Waren die Vorbereitungen zum Börsengang und das eigentliche Handelsdebüt der GFG im Juli 2019 noch schwach ausgefallen - der erste Handelstag endete mit einem Kurs fast zehn Prozent unter dem Ausgabepreis von 4,50 Euro - hat sich das Investment für Aktionäre der ersten Stunde inzwischen allemal gelohnt. Seit damals hat der Kurs auf mehr als das Zweieinhalbfache zugelegt, womit auch der Buchwert der Investoren Kinnevik und Rocket massiv gestiegen ist. Die Schweden sind mit rund 37 Prozent an der GFG beteiligt, der Start-up-Brutkasten Rocket Internet hält etwa 15 Prozent.

Zu verdanken haben die GFG-Investoren die Vervielfachung ihres Einsatzes bisher vor allem dem Corona-Jahr 2020, das dem Papier reichlich Leben einhauchte. Im Jahr des Börsengangs 2019 war die Aktie hingegen nicht aus den Startlöchern gekommen - im Gegenteil: Bis zum Corona-Crash der Börsen war das Papier beständig auf Talfahrt gewesen und am Tiefpunkt im April 2020 weniger als einen Euro wert. Von dort ließ der anschließende Hype um den Corona-Gewinner den Kurs bis Jahresende auf das Zehnfache anschwellen, im Gesamtjahr stand letztendlich ein Plus von fast 320 Prozent zu Buche.

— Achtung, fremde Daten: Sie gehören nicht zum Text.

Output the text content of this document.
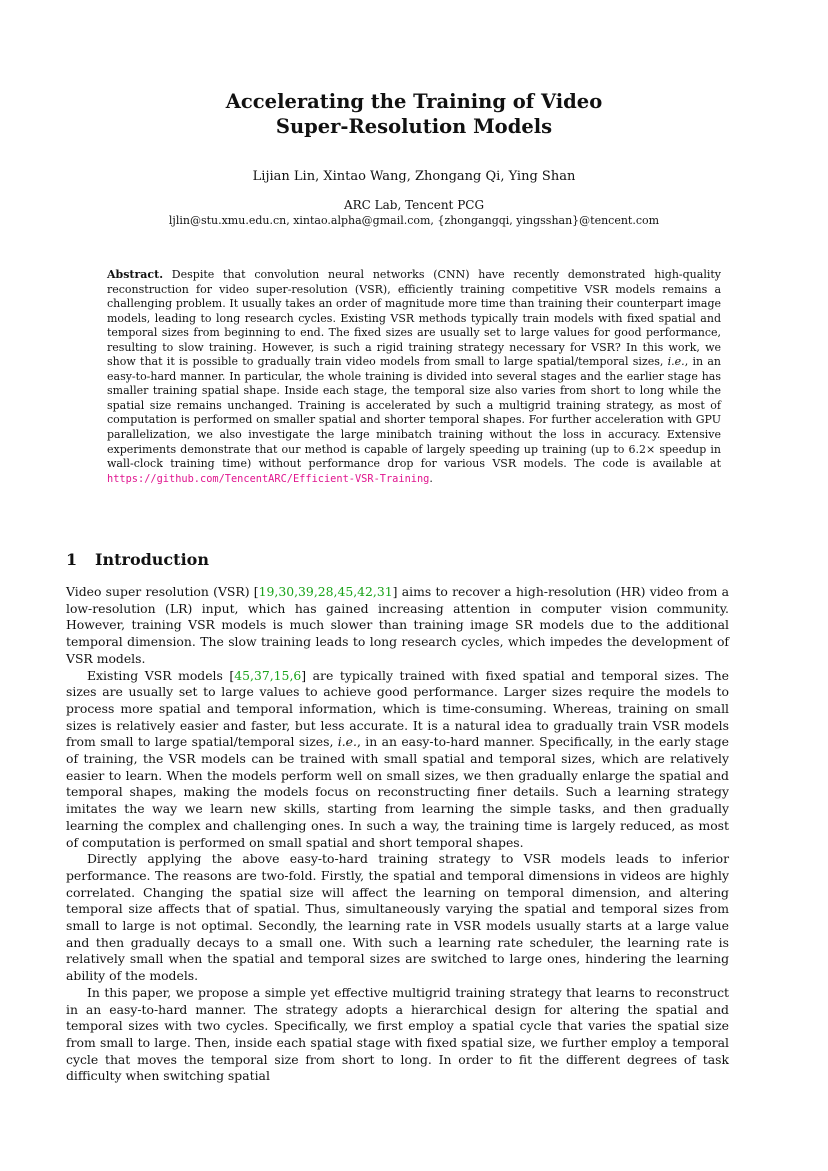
Accelerating the Training of Video
Super-Resolution Models
Lijian Lin, Xintao Wang, Zhongang Qi, Ying Shan
ARC Lab, Tencent PCG
ljlin@stu.xmu.edu.cn, xintao.alpha@gmail.com, {zhongangqi, yingsshan}@tencent.com
Abstract. Despite that convolution neural networks (CNN) have recently demonstrated high-quality reconstruction for video super-resolution (VSR), efficiently training competitive VSR models remains a challenging problem. It usually takes an order of magnitude more time than training their counterpart image models, leading to long research cycles. Existing VSR methods typically train models with fixed spatial and temporal sizes from beginning to end. The fixed sizes are usually set to large values for good performance, resulting to slow training. However, is such a rigid training strategy necessary for VSR? In this work, we show that it is possible to gradually train video models from small to large spatial/temporal sizes, i.e., in an easy-to-hard manner. In particular, the whole training is divided into several stages and the earlier stage has smaller training spatial shape. Inside each stage, the temporal size also varies from short to long while the spatial size remains unchanged. Training is accelerated by such a multigrid training strategy, as most of computation is performed on smaller spatial and shorter temporal shapes. For further acceleration with GPU parallelization, we also investigate the large minibatch training without the loss in accuracy. Extensive experiments demonstrate that our method is capable of largely speeding up training (up to 6.2× speedup in wall-clock training time) without performance drop for various VSR models. The code is available at https://github.com/TencentARC/Efficient-VSR-Training.
1 Introduction

Video super resolution (VSR) [19,30,39,28,45,42,31] aims to recover a high-resolution (HR) video from a low-resolution (LR) input, which has gained increasing attention in computer vision community. However, training VSR models is much slower than training image SR models due to the additional temporal dimension. The slow training leads to long research cycles, which impedes the development of VSR models.

Existing VSR models [45,37,15,6] are typically trained with fixed spatial and temporal sizes. The sizes are usually set to large values to achieve good performance. Larger sizes require the models to process more spatial and temporal information, which is time-consuming. Whereas, training on small sizes is relatively easier and faster, but less accurate. It is a natural idea to gradually train VSR models from small to large spatial/temporal sizes, i.e., in an easy-to-hard manner. Specifically, in the early stage of training, the VSR models can be trained with small spatial and temporal sizes, which are relatively easier to learn. When the models perform well on small sizes, we then gradually enlarge the spatial and temporal shapes, making the models focus on reconstructing finer details. Such a learning strategy imitates the way we learn new skills, starting from learning the simple tasks, and then gradually learning the complex and challenging ones. In such a way, the training time is largely reduced, as most of computation is performed on small spatial and short temporal shapes.

Directly applying the above easy-to-hard training strategy to VSR models leads to inferior performance. The reasons are two-fold. Firstly, the spatial and temporal dimensions in videos are highly correlated. Changing the spatial size will affect the learning on temporal dimension, and altering temporal size affects that of spatial. Thus, simultaneously varying the spatial and temporal sizes from small to large is not optimal. Secondly, the learning rate in VSR models usually starts at a large value and then gradually decays to a small one. With such a learning rate scheduler, the learning rate is relatively small when the spatial and temporal sizes are switched to large ones, hindering the learning ability of the models.

In this paper, we propose a simple yet effective multigrid training strategy that learns to reconstruct in an easy-to-hard manner. The strategy adopts a hierarchical design for altering the spatial and temporal sizes with two cycles. Specifically, we first employ a spatial cycle that varies the spatial size from small to large. Then, inside each spatial stage with fixed spatial size, we further employ a temporal cycle that moves the temporal size from short to long. In order to fit the different degrees of task difficulty when switching spatial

Nicht ganz so gradlinig aufwärts verlief es bisher in diesem Jahr, die Papiere haben bereits einige Höhen und Tiefen gesehen. Dennoch ist auch die bisherige Bilanz für 2021 klar positiv, seit Jahresbeginn hat das Papier mehr als ein Viertel an Wert hinzugewonnen. Einen starken Kurseinbruch durchlebten die Aktionäre der GFG jedoch von Ende April bis Mitte Mai, als es auch anderen Corona-Profiteuren wie etwa dem Kochboxenversender Hellofresh und dem Essenslieferdienst Delivery Hero an der Börse an den Kragen ging.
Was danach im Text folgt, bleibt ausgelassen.